By Larry Sandler
Milwaukee Journal Sentinel
MILWAUKEE — Emergency medical service would drop below acceptable standards if private companies replaced the Milwaukee Fire Department, Fire Chief Mark Rohlfing said Friday.
But Rohlfing said exploring consolidation and cooperation opportunities with suburban fire departments would be “an excellent idea.” The chief was responding to Ald. Terry Witkowski’s announcement Thursday of a study on overhauling the Fire Department.
Witkowski has asked the city’s Legislative Reference Bureau to look into whether private ambulance companies could take over emergency medical service, whether private contractors could be hired to provide fire service and whether city and suburban fire departments could merge with each other, perhaps under Milwaukee County administration.
Rohlfing said he was “always open to looking at any kind of efficiencies,” but remained a proponent of public emergency medical, fire and police service.
National standards call for trained emergency medical technicians to arrive with a defibrillator within five minutes of receiving a call for help, Rohlfing said.
“Without our apparatus responding, it’s impossible to meet that standard,” Rohlfing said. “It really is a standard of care that our citizens have come to expect.” In Milwaukee, fire engines typically respond first, then call either city paramedics for advanced aid or private ambulances to take patients to hospitals.
Rohlfing said he saw private emergency medical service fall through in Rapid City, S.D., where he was previously fire chief.
In that city, a private ambulance company was providing paramedic service, but fire engines still showed up first for basic aid, he said.

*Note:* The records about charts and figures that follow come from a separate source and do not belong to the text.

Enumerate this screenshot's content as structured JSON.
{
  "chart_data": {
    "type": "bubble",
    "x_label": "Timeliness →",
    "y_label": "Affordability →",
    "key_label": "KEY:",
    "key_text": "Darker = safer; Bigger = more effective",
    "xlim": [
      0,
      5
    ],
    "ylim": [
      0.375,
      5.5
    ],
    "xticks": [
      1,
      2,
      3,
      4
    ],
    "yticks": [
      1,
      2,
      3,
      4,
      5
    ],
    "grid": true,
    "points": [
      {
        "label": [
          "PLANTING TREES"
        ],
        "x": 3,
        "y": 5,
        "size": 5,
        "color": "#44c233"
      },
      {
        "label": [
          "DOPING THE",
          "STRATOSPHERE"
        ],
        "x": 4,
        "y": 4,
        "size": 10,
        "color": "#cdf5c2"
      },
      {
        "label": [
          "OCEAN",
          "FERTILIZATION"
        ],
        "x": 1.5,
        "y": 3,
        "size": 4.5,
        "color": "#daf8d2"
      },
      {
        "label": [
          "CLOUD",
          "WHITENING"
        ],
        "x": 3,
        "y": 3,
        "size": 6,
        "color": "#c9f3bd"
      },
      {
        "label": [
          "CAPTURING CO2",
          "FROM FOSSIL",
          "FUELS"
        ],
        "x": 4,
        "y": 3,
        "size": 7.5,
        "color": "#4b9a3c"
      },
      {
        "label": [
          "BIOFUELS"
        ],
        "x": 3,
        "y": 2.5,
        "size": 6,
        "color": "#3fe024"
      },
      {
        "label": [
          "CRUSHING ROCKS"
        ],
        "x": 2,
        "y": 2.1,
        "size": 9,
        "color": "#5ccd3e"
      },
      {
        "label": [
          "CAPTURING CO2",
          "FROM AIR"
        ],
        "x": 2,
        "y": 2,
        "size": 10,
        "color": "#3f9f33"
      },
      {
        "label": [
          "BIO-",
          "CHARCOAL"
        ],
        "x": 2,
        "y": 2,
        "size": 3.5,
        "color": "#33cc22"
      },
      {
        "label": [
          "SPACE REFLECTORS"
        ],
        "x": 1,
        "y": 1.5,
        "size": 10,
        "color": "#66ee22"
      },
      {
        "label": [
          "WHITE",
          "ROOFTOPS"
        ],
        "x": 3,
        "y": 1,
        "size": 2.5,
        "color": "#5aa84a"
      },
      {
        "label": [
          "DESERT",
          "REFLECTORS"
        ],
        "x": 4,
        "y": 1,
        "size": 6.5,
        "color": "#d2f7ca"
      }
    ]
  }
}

Then the private company decided to pull out because the business wasn’t profitable enough, Rohlfing said, and the city had to form its own paramedic unit in 2005.
Scottsdale, Ariz., had a similar experience with private firefighting service. Private fire protection is a much narrower market segment than private emergency medical service, Rohlfing said. But Witkowski said he was aware of at least one company, Rural/Metro Corp., of Scottsdale, which provides both fire protection and ambulance service to communities nationwide.
Rural/Metro handled fire protection in its hometown for more than 50 years before pulling out in 2005, forcing the Phoenix suburb to form its own fire department, according to a 2010 article in The Arizona Republic.
A Rural/Metro spokeswoman did not return a call seeking comment. The publicly traded corporation is in the process of being acquired by the Warburg Pincus private equity firm.
Witkowski said any contract with private companies would have to provide adequate notice of cancellation. Wackenhut Services Inc., best known as a private security company, also provides fire protection and emergency medical services nationwide, a company representative said in an email to Witkowski.
The county has hired Wackenhut to provide security on county buses and to transport county inmates; the county also paid the firm to replace security guards at county buildings, and Wackenhut kept part of that work even after the privatization move was overturned.
Rohlfing was more positive about looking into joint operations with suburban departments, an idea also pushed by Mayor Tom Barrett.
The Milwaukee Fire Department serves West Milwaukee under a contract with that village, and the North Shore Fire Department serves seven suburbs. Other communities operate their own fire departments. The county has its own firefighting force for Mitchell International Airport but contracts with the Wauwatosa Fire Department to protect the County Grounds.